お笑いの総本山、吉本興業のプロデューサー生活13,000日、5,000人の吉本芸人と渡り合った竹中イサオの処世術コラム。社内外、業界内外からの悩みや疑問、提案に対してボケとツッコミでビシビシ返していきまっせ!

竹中 功(たけなか いさお)

1959年大阪市生まれ、吉本興業で約35年間タレント養成やイベント・映画製作を担当。数々の謝罪会見をこなした「謝罪マスター」でもある。
単行本「よい謝罪 仕事の危機を乗り切るための謝る技術」(1,400円+税)、日経BP社より好評発売中!

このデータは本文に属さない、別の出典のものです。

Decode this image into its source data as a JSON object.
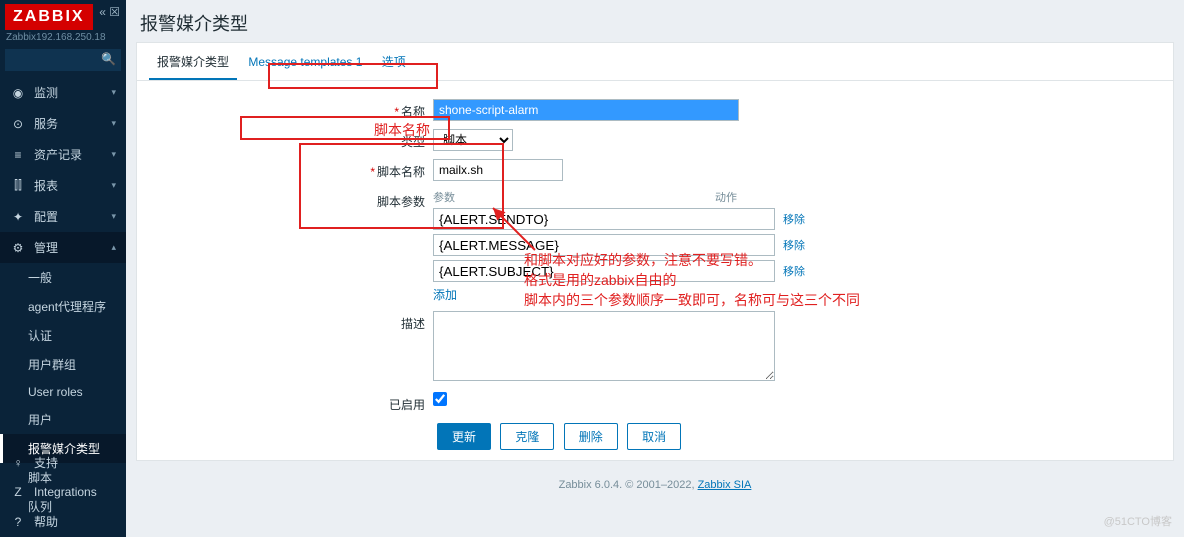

相談:「定年間近のおっさんです。趣味がないので定年後が心配です。竹中さんのようにバイタリティ溢れるおっさんになりたいです。」(定年太郎さんより)

おお!いい質問ですね。

定年を迎えたら「趣味を楽しみたい!」とかですよね?ボクもちょうど新しい趣味を探してまして、趣味を増やすのが趣味になってきたとこなんで、良かったですわ。お任せあれ!ええのがイッパイ落ちてますやん。
一緒に探しまひょか? 

さてさて、どこに行きましょうかね?とりあえず駅前に集合しましょうか?

不安や心配事のせいで、体や頭に痛みや辛さが出てるなら、まずクスリ屋さんに行くのがええかも知れませんな。痛みや辛さを取り除いてからのほうが、いい「趣味」に出会えそうですもんね。ボクも少々、馬力不足なんで、鉄腕アトムのように百万馬力がつくクスリかドリンクでも探したいところです。

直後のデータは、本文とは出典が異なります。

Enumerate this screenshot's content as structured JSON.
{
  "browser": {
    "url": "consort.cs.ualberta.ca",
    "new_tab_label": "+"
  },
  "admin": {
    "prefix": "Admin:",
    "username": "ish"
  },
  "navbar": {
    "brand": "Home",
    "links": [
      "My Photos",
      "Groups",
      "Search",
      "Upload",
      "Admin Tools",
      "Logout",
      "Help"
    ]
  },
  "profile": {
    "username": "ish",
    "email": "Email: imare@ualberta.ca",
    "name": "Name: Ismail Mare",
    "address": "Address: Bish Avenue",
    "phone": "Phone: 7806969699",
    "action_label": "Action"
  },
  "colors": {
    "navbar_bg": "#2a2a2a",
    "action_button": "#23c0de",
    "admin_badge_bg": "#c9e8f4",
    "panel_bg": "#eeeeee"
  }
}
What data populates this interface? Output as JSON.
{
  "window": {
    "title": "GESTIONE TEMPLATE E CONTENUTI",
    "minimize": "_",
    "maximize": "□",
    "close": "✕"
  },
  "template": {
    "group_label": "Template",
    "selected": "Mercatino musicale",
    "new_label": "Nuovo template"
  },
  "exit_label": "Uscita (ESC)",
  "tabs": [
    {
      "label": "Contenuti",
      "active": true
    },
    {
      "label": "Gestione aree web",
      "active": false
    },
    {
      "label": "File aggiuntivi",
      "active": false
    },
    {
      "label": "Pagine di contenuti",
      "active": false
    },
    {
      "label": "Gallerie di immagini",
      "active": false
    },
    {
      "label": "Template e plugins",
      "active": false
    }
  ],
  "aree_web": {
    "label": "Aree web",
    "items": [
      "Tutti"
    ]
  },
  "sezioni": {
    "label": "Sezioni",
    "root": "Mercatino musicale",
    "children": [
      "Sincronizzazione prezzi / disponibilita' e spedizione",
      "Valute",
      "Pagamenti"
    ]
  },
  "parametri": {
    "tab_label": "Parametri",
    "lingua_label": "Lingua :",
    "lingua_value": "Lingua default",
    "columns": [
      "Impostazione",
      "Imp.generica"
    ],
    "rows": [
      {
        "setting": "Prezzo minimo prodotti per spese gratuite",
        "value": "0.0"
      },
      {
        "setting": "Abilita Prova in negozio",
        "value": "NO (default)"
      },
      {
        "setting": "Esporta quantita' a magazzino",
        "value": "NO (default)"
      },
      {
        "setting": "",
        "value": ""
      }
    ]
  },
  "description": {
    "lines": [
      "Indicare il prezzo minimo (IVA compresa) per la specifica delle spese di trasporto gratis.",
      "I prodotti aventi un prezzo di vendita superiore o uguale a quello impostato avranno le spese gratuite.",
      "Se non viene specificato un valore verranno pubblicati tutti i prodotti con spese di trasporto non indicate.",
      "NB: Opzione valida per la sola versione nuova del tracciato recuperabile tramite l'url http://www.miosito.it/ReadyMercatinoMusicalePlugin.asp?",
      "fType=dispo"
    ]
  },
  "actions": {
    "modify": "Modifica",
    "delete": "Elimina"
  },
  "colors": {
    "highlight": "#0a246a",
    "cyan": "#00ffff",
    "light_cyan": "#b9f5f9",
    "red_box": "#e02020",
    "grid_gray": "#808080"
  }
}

思えば、最近のクスリ屋さんは自分で商品を選べるようになりましたよね。昭和の時代はお客さんが商品に触る事はできなかったものです。白衣を着た店主に言われるがままに購入してましたもん。しかし平成の今、自分で箱の裏を読んであれこれ思案ができるようになりました。時代は変わりましたなぁ。高速で良く効くけど劇薬みたいなのもあれば、毎日飲んでも効果がよう分からん、でもクセになるサプリメントなんかも豊富ですわ。クスリを買うのも素人の自己責任とは此れ如何に!?この際、クスリ選びも趣味になりそうです? 

そしたら次は、本屋さんで「趣味」探しをしましょうか!

まずは、興味もなければ、自分の趣味になるはずもないと予想される棚に向かいましょう。
「ミドリガメの飼い方」がありました。天王寺の「亀の池」の亀を思い出して自宅で飼ってみようとは思いませんか?ダメですか?
続いて、「インコの飼い方」を見つけました。パラッとめくると「セキセイインコ」って漢字で「背黄青鸚哥」と書くとありました。ここで触手が動きませんか?ハマったら飼育に進んでください。そう、インコを飼うのを趣味にするのです。
ここでもし漢字に興味を持ったら、辞典コーナーに移動するのもいいですね。

ハマらなかったなら、もう少し歩きましょうか。

「心理学」のコーナーがありましたね。改めて「勉強」を趣味にするのはどないですか?「心理学のお勉強」は、「基礎心理学・応用心理学」などから始まります。そこでは「ヒトの情報処理の構造を学ぶ」なんて書いてますね。ボクも新たに学ぶことが「趣味」にならないものかと案じましたが、難しくって無理でした。残念。

続いて映画のコーナーへ。「映画とは何か:フランス映画思想史」「ゴダール原論」に出会いました。映画論を本で読むのもええけど、「フランス映画をDVDで観てみようか」という気になりませんか?レンタルビデオ屋に行くか、オンラインで見るかも悩みますねぇ。もうこれ以上、映画コーナーには深入りせず、他を回りましょうか。気になりはするのですが、「シン・ゴジラ」関連もパスしましょうかね。

ビジネス書コーナーがありましたね。私の書いた「よい謝罪」(日経BP社刊)が平積みされてます。もう読んでいただけましたか?笑
いえいえ、今日は定年後の趣味探しなんで、ビジネス書ノウハウ本など見向きもせず、会社も仕事も忘れて、自分にとって意外な趣味を探しましょ!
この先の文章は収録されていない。